Image consists of multiple read-only layers. As I write this, the default storage driver has become Overlay2. You can find the overlay2 folder in /var/lib/docker. Each file in this folder is a layer. When a container is started, an init layer, also read-only, is added to the image to store the container’s environment configuration. In addition, Docker creates a Read-write layer that performs all write operations.

This Read-write layer remains when the container is stopped, and is deleted only when the container is deleted.

1.4.5 How do I delete old files in AUFS if I do not change them?

After reading the above statement, it was easy to think of this question, and finally someone has answered it. The answer is that Docker generates a.wh.

file at the Read-write layer to hide the file to be deleted.

1.4.6 Implementing an AUFS (Full Linux Operation)

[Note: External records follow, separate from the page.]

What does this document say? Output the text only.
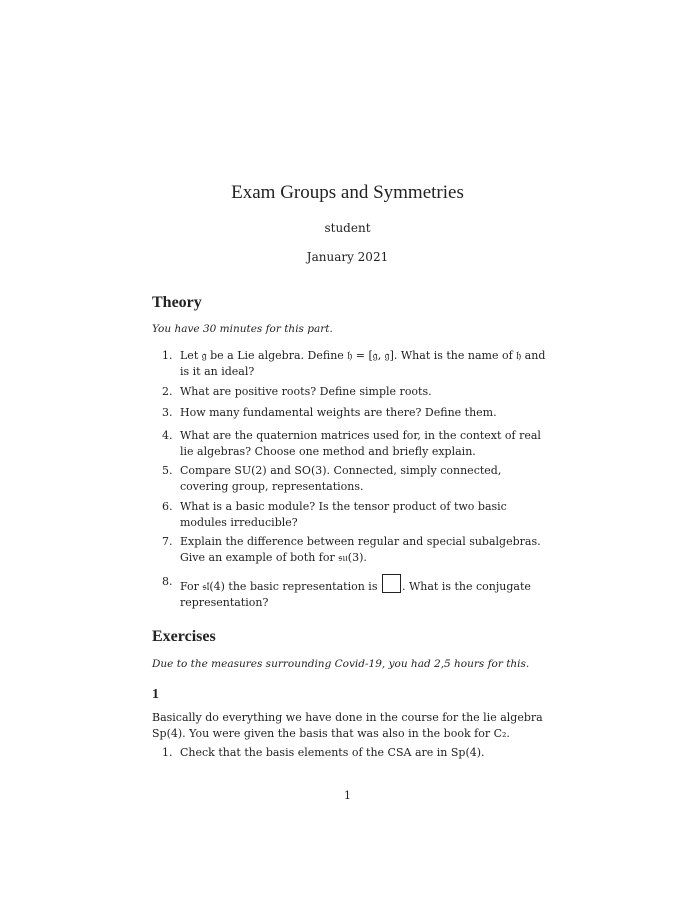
Exam Groups and Symmetries
student
January 2021
Theory
You have 30 minutes for this part.
1. Let 𝔤 be a Lie algebra. Define 𝔥 = [𝔤, 𝔤]. What is the name of 𝔥 and is it an ideal?
2. What are positive roots? Define simple roots.
3. How many fundamental weights are there? Define them.
4. What are the quaternion matrices used for, in the context of real lie algebras? Choose one method and briefly explain.
5. Compare SU(2) and SO(3). Connected, simply connected, covering group, representations.
6. What is a basic module? Is the tensor product of two basic modules irreducible?
7. Explain the difference between regular and special subalgebras. Give an example of both for 𝔰𝔲(3).
8. For 𝔰𝔩(4) the basic representation is . What is the conjugate representation?
Exercises
Due to the measures surrounding Covid-19, you had 2,5 hours for this.
1
Basically do everything we have done in the course for the lie algebra Sp(4). You were given the basis that was also in the book for C₂.
1. Check that the basis elements of the CSA are in Sp(4).
1
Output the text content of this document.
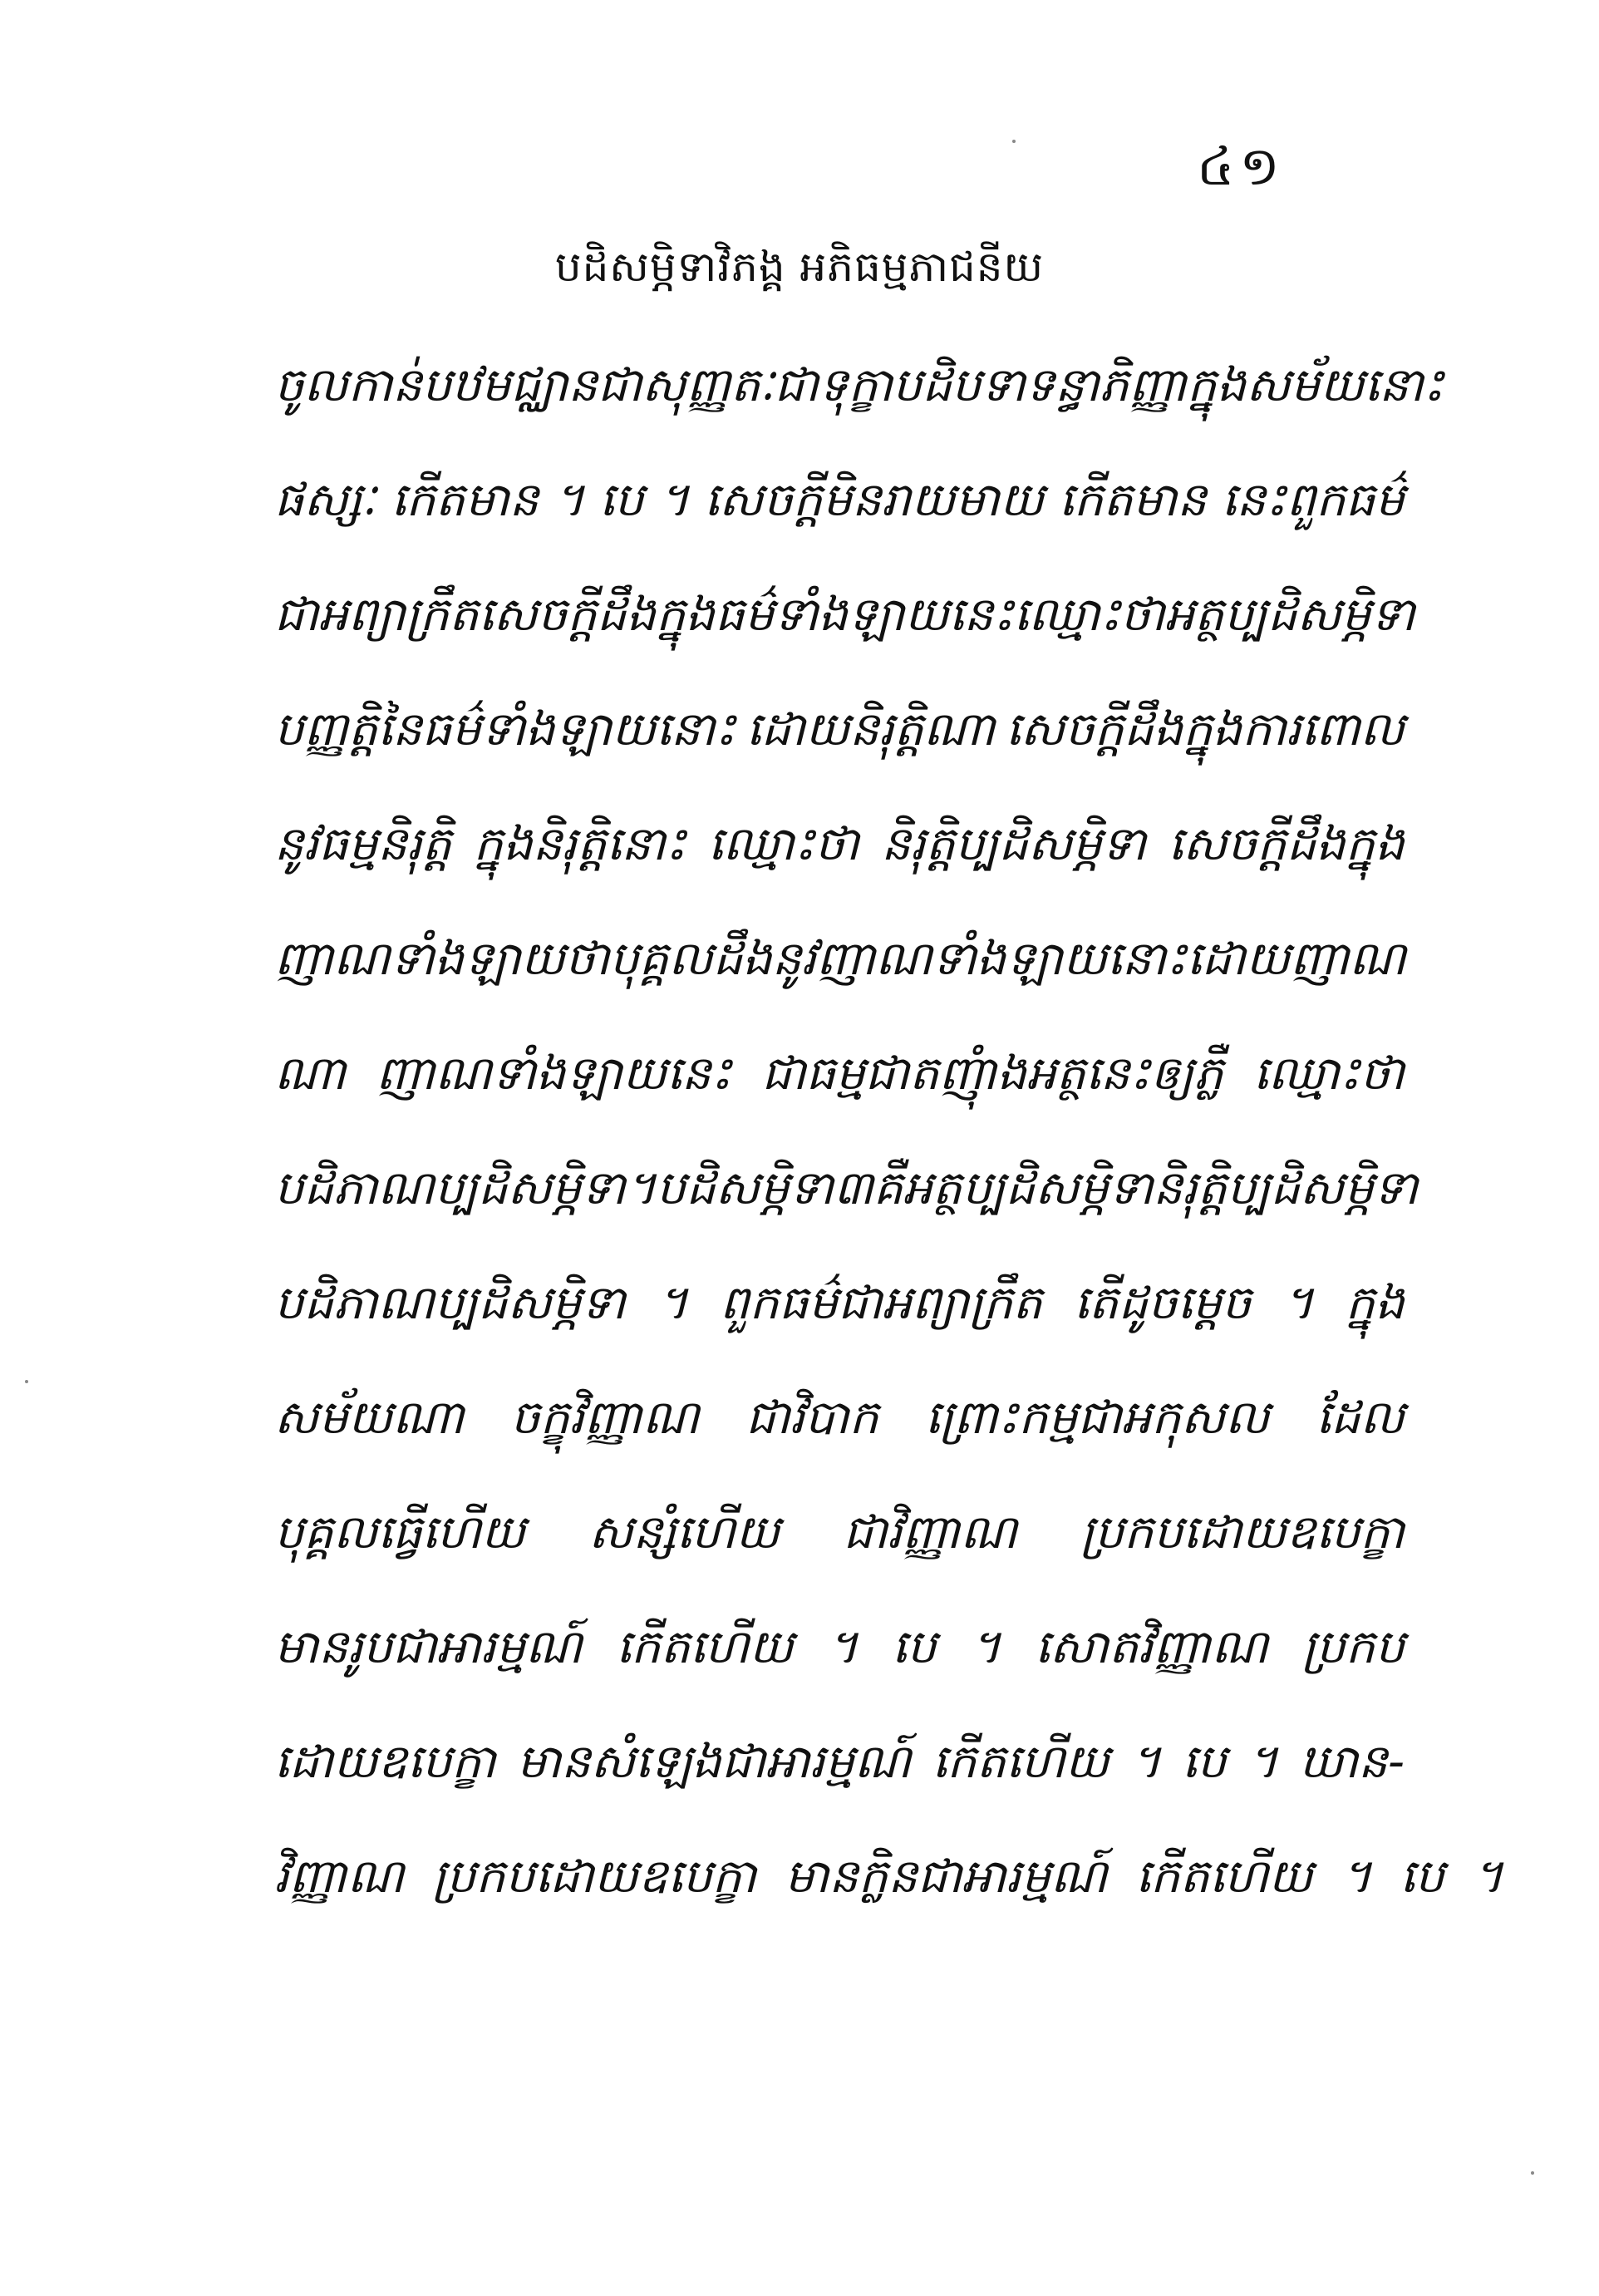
៤១
បដិសម្ភិទាវិភង្គ អភិធម្មភាជនីយ
ចូលកាន់បឋមជ្ឈាន ជាសុញ្ញតៈ ជាទុក្ខាបដិបទាទន្ធាភិញ្ញា ក្នុងសម័យនោះ
ផស្សៈ កើតមាន ។ បេ ។ សេចក្តីមិនរាយមាយ កើតមាន នេះពួកធម៌
ជាអព្យាក្រឹត សេចក្តីដឹងក្នុងធម៌ទាំងឡាយនេះ ឈ្មោះថា អត្ថប្បដិសម្ភិទា
បញ្ញត្តិនៃធម៌ទាំងឡាយនោះ ដោយនិរុត្តិណា សេចក្តីដឹងក្នុងការពោល
នូវធម្មនិរុត្តិ ក្នុងនិរុត្តិនោះ ឈ្មោះថា និរុត្តិប្បដិសម្ភិទា សេចក្តីដឹងក្នុង
ញាណទាំងឡាយថា បុគ្គលដឹងនូវញាណទាំងឡាយនោះ ដោយញាណ
ណា ញាណទាំងឡាយនេះ ជាធម្មជាតញុំាងអត្ថនេះឲ្យភ្លឺ ឈ្មោះថា
បដិភាណប្បដិសម្ភិទា ។ បដិសម្ភិទា៣គឺ អត្ថប្បដិសម្ភិទា និរុត្តិប្បដិសម្ភិទា
បដិភាណប្បដិសម្ភិទា ។ ពួកធម៌ជាអព្យាក្រឹត តើដូចម្តេច ។ ក្នុង
សម័យណា ចក្ខុវិញ្ញាណ ជាវិបាក ព្រោះកម្មជាអកុសល ដែល
បុគ្គលធ្វើហើយ សន្សំហើយ ជាវិញ្ញាណ ប្រកបដោយឧបេក្ខា
មានរូបជាអារម្មណ៍ កើតហើយ ។ បេ ។ សោតវិញ្ញាណ ប្រកប
ដោយឧបេក្ខា មានសំឡេងជាអារម្មណ៍ កើតហើយ ។ បេ ។ ឃាន-
វិញ្ញាណ ប្រកបដោយឧបេក្ខា មានក្លិនជាអារម្មណ៍ កើតហើយ ។ បេ ។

  1. First create a folder structure like this:

    aufs
    |
    | -- mnt
    |
    | -- container-layer
    |                  | -- container-layer.txt << "I am container layer"
    |
    | -- image-layer1
    |               | -- image-layer1.txt << "I am image layer1"
    |
    | -- image-layer2
    |               | -- image-layer2.txt << "I am image layer2"
    |
    | -- image-layer3
    |               | -- image-layer3.txt << "I am image layer3"
    |
    | -- image-layer4
    |               | -- image-layer4.txt << "I am image layer4"
    Copy the code
  2. Then mount it to the MNT folder as follows:

    By default, the first folder on the left of the dirs folder has read-write permission, and all other directories have read-only permission.

  3. You can run cat /sys/fs/aufs/ si_XXXXXXXX /* to view the permissions of folders under the aufs folder.

  4. Then modify the image-layer1.txt file in the MNT folder and add a line of text at the end.

  5. If you look at image-layer1/image-layer1.txt, it doesn’t change.

    • However, when you look at the container-layer folder, there is an extra image-layer1.txt file
    • And the contents of this folder, not only after the addition of the text, and before the addition of the text.

  6. In other words, actually. When you modify a layer, you don’t actually change the layer, you copy it to the Container-Layer, and then modify the new file.